Some pundits and Senators have suggested that a former President can be impeached and tried as a private citizen. I don't know if they think this applies to all former presidents, including Clinton, Carter, Bush and Obama, or whether it is applicable only to a president, like Trump, who has just recently left office. But either way, they are simply wrong as a matter of the Constitutional text and meaning. The relevant text of the Constitution reads as follows: "The President, Vice President and all civil officers of the United States, shall be removed from Office on Impeachment for, and Conviction of, Treason, Bribery, or other high Crimes and Misdemeanors." (Article II, Section 4)

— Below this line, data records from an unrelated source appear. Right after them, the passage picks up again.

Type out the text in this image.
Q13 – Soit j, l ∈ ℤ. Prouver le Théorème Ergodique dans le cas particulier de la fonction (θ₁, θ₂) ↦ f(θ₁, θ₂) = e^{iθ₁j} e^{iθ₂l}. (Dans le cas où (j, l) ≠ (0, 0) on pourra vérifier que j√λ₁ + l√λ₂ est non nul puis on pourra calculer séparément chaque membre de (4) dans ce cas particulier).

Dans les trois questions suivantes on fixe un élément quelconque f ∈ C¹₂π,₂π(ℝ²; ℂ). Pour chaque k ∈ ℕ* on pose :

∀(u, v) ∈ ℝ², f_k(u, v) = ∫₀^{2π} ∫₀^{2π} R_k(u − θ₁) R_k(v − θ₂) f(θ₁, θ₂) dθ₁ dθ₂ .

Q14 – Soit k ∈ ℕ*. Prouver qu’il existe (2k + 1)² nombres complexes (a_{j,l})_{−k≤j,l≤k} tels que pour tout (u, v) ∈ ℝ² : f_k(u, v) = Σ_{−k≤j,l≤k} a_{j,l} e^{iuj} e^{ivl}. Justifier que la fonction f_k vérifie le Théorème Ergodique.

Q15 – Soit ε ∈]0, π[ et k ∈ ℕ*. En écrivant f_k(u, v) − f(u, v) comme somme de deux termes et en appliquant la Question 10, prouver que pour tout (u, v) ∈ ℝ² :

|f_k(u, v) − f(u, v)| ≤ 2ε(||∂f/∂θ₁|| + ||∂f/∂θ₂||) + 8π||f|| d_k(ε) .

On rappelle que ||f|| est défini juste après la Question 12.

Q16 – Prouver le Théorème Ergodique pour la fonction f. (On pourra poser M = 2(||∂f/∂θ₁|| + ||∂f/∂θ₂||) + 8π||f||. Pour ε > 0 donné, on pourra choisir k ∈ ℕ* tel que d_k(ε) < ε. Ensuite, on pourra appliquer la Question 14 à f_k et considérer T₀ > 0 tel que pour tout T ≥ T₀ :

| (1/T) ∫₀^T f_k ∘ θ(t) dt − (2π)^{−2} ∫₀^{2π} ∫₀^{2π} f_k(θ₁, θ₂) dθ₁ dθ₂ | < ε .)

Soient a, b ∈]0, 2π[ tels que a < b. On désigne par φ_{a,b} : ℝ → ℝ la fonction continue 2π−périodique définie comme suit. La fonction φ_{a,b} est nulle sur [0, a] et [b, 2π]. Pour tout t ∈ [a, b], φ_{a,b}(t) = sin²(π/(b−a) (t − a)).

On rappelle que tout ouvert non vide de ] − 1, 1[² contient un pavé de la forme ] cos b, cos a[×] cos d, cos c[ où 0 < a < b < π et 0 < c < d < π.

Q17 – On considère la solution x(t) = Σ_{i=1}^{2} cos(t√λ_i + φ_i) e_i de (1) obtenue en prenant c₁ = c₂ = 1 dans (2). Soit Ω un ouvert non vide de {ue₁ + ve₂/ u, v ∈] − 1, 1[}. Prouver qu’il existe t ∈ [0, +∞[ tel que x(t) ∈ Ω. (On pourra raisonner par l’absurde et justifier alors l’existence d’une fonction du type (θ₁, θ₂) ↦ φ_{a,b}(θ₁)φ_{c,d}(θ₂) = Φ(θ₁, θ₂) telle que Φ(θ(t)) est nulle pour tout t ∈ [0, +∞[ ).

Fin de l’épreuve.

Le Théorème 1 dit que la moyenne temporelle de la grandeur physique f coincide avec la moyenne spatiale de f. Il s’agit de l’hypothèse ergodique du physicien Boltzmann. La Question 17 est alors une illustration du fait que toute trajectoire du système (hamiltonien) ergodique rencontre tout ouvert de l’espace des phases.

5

Another provision of the Constitution says that an impeached president (or other office holder) may be disqualified "to hold and enjoy any office...." So some are arguing that the Constitutional provisions regarding impeachment should be interpreted to apply to any person who may be eligible to run in the future. Such an absurd interpretation of the Constriction would literally allow millions of ordinary citizens over the age of 35 to be impeached and disqualified from future office holding.
This absurd reading of the Constitution shows how far people are willing to go to prevent President Trump from becoming a candidate in 2024. Such an interpretation of the Constitution would render the impeachment provisions utterly meaningless.
The Framers of the Constitution debated impeachment extensively. It is clear that they intended it to apply only to sitting presidents and other office holders and not to private citizens who previously held that office.
So, there can be no real dispute that President Trump could not be impeached and tried once his term ends.
But what if the House of Representatives impeached him while he was still president, but the Senate tried him after his term had concluded. Obviously the Constitution does not explicitly consider or deal with that unanticipated issue. Nor did the Framers consider it. The Framers did, however, regard impeachment and trial as part of one single process, culminating in removal from office. And so, if removal from office is no longer a possibility it would seem that Congress would have no jurisdiction to impeach.